I used to admire how career-driven you were but it was only when Beth came into my life did I realize that a person can be both career-focused as well as make time for the people they love. I've always wondered if you really loved me because if you did, why would you want to hide us? I came so close to asking this question so many times in the past, but I was afraid of your answer. Deep down, I think I always knew what your answer would've been but I just figured ignorance is bliss.

You were my first love, Nathan. Nothing will change that. I want to chalk it up to us growing apart rather than together but ultimately I didn't like the way you treated me like I wasn't a priority in your life and maybe it's my fault for letting you get away with it for so long.

I really hope that you treat the next woman better than you treated me because I do want you to be happy Nathan. I know that you're probably angry at Beth and me but you have no one to be upset at but yourself. You made the decision to bring Beth and me together and the decision to release information that wasn't yours to share.
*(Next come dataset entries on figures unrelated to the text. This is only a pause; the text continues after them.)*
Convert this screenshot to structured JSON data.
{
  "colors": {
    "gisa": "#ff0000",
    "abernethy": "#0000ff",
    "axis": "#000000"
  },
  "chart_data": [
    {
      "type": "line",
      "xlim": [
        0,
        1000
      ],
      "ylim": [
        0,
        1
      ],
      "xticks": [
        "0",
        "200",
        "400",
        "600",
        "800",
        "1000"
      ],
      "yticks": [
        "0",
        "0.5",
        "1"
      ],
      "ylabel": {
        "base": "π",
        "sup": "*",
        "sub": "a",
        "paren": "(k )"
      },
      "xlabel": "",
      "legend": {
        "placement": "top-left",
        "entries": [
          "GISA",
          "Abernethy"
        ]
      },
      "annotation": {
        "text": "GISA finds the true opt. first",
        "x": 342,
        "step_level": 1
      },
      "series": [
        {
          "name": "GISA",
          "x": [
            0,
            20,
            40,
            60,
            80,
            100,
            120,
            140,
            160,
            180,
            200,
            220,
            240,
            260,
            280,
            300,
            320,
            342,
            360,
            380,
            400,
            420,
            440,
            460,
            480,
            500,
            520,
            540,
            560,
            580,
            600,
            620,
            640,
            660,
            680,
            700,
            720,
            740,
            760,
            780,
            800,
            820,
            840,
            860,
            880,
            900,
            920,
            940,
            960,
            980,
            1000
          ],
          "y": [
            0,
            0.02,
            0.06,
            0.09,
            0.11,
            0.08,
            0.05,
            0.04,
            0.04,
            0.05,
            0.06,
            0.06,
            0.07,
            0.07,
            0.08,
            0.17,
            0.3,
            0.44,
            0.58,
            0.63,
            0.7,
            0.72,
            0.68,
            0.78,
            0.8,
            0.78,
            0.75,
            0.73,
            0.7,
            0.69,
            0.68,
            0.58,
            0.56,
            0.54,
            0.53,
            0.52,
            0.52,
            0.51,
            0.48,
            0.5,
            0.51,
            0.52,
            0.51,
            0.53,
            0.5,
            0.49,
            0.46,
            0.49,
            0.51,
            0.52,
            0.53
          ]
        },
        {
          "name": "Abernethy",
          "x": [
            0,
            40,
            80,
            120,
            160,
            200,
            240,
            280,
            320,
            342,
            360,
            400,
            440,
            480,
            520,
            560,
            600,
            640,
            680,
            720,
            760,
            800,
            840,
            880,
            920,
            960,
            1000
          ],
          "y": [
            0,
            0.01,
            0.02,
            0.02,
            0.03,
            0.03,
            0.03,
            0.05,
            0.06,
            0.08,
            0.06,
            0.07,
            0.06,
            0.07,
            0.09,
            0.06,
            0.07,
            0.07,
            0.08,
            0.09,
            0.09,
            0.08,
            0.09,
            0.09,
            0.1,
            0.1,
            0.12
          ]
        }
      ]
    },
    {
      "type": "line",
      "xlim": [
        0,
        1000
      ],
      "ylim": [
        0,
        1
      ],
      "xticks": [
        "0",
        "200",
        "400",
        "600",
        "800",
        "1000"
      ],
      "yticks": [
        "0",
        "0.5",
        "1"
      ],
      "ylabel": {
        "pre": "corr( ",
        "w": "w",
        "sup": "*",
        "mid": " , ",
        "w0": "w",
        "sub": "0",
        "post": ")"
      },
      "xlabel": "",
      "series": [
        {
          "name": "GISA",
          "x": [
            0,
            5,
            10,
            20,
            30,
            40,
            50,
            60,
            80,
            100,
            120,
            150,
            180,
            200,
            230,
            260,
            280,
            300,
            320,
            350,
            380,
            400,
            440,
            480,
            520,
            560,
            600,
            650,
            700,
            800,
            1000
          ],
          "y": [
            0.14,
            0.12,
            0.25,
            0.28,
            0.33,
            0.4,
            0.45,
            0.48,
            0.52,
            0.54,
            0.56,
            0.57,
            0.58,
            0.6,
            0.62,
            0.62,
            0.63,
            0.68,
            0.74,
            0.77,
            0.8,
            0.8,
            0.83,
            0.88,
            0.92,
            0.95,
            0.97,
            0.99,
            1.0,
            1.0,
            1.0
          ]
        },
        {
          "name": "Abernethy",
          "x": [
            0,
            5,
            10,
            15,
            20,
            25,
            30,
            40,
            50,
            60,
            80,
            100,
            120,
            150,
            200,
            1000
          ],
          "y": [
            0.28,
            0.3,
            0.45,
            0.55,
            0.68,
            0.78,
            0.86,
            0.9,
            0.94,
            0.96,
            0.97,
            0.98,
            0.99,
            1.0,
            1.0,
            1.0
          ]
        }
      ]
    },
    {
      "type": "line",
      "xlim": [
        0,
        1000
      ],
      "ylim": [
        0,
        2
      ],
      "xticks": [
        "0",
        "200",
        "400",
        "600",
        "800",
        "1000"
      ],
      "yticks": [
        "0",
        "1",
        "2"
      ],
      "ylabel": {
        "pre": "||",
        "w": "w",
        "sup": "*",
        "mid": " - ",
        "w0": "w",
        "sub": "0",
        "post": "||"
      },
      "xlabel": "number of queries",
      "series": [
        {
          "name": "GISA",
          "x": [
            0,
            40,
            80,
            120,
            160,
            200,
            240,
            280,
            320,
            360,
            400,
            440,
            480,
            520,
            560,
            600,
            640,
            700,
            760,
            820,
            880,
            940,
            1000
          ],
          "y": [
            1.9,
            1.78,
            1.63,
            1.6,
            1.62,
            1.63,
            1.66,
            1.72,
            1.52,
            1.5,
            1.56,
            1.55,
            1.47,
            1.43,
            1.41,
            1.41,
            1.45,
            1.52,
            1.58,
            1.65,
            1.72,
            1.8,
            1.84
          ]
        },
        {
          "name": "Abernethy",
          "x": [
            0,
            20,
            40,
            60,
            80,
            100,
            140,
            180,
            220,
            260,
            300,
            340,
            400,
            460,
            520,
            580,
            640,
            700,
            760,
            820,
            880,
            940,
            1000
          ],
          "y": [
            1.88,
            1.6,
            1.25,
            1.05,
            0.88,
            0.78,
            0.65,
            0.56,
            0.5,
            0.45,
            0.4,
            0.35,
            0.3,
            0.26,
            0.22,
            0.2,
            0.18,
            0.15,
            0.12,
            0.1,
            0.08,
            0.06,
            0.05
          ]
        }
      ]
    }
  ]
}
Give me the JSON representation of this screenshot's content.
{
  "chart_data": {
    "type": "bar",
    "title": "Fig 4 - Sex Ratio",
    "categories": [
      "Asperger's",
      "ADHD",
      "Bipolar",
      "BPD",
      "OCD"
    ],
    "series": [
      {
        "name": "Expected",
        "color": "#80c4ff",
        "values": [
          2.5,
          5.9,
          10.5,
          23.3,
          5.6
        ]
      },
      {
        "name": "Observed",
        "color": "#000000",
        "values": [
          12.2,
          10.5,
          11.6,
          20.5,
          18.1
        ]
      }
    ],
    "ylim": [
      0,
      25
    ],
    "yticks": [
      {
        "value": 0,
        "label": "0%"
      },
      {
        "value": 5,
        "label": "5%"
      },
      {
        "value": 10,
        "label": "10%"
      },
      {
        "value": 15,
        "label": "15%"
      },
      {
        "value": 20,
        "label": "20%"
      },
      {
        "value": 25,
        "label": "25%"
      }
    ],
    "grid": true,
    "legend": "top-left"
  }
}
As much as I'm angry at you, I'm mostly just sad that our relationship ended like this. Take this last letter as my form of closure, you're free to respond but just know that you won't get an answer from me. I think it's best we move on and as a parting gift, I've somehow convinced Beth not to sue for breaking the NDA that you drew up. I'd like to say that in a couple of years we can reconnect as friends, but there's too much damage, Nathan. I really do wish the best for you.

Warm Regards,

Claire

I stared at the sheet of paper my eyes reading her letter line by line over and over again. I couldn't even be mad at her, everything she said in the letter was true and now I was paying the consequences of my actions or lack thereof.